È stata presentata la proposta di legge che modifica la legge 30/2005 (Sistema integrato dei servizi socio-educativi per la prima infanzia) introducendo l’obbligatorietà delle vaccinazioni prescritte dalla normativa vigente per i bimbi in età da 3 a 36 mesi che frequentano i servizi socio-educativi per la prima l’infanzia, sia pubblici che privati

«Al fine di preservare lo stato di salute sia del minore sia della collettività con cui il medesimo viene a contatto, costituisce requisito di accesso al sistema integrato dei servizi socio-educativi per la prima infanzia, pubblici e privati, l’avere assolto da parte del minore gli obblighi vaccinali prescritti dalla normativa vigente. Ai fini dell’accesso, la vaccinazione deve essere omessa o differita solo in caso di accertati pericoli concreti per la salute del minore in relazione a specifiche condizioni cliniche»: si afferma nella proposta di legge dei consiglieri Giacomo Leonelli e Carla Casciari (Pd) che modifica quanto stabilisce la legge “30/2005” (Sistema integrato dei servizi socio-educativi per la prima infanzia) per quanto riguarda l’accesso ai servizi per la prima infanzia.

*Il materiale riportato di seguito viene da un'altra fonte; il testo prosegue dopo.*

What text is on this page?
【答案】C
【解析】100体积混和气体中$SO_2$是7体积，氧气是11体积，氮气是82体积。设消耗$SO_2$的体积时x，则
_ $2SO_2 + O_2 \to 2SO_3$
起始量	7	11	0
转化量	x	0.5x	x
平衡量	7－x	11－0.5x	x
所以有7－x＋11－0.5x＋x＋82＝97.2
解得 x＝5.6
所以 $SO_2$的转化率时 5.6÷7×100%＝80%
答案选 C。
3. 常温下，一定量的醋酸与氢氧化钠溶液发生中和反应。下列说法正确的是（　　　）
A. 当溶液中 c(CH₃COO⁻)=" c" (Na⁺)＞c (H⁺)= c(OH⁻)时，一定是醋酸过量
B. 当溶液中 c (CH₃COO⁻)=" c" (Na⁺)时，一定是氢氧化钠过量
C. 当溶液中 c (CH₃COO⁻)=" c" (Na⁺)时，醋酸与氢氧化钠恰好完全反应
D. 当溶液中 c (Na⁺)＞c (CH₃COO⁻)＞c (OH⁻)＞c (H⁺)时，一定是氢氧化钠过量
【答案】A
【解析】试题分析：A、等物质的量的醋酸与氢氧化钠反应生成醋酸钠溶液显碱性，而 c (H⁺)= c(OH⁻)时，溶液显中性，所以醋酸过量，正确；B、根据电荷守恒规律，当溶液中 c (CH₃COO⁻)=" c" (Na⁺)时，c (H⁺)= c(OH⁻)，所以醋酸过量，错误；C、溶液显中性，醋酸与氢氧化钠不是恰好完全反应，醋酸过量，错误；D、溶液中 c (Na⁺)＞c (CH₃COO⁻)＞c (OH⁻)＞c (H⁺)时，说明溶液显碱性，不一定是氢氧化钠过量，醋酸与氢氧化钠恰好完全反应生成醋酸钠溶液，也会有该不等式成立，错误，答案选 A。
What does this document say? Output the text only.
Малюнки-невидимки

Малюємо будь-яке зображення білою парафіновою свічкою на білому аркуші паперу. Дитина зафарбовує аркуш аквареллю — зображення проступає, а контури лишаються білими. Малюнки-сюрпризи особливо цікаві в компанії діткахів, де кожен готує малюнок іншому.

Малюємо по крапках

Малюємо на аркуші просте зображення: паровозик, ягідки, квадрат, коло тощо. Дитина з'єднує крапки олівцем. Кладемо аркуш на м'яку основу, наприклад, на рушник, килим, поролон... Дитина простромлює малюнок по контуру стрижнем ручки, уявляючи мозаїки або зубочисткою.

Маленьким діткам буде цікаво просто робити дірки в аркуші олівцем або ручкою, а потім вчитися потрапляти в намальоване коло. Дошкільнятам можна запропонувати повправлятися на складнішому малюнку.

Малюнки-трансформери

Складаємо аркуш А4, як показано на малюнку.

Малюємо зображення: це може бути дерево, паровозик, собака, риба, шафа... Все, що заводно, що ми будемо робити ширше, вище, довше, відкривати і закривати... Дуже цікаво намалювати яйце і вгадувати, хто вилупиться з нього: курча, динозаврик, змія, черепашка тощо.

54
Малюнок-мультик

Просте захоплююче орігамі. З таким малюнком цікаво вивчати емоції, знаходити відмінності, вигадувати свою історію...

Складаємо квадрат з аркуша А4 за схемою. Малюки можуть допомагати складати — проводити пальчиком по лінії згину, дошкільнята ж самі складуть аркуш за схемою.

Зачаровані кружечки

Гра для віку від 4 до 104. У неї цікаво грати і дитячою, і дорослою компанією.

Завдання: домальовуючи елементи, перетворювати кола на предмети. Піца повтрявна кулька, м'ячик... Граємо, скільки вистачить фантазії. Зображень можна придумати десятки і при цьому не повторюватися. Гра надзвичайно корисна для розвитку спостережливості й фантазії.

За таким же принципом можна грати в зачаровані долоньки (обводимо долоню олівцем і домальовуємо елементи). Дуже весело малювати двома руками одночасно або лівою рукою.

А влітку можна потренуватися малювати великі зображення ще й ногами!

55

«L’obbligatorietà delle vaccinazioni per gli iscritti agli asili nido – spiega Leonelli –  tutela i bambini più deboli. Se il tasso di vaccinazioni scende sotto il 95 per cento, infatti, i bambini che non possono vaccinarsi per immunodeficienza o patologie rischiano di contrarre malattie debellate da decenni e che quindi sono più esposti a contagi. Anche il Capo dello Stato, Sergio Mattarella, ha stigmatizzato la “grave involuzione” rappresentata dal calo vaccinazioni in base ad “affermazioni sconsiderate” sui presunti effetti dannosi. Rendere obbligatorio sul territorio regionale, vaccinare i bambini per la loro ammissione agli asili nudo è quindi una misura di civiltà a tutela della salute pubblica, e quindi delle nostre comunità».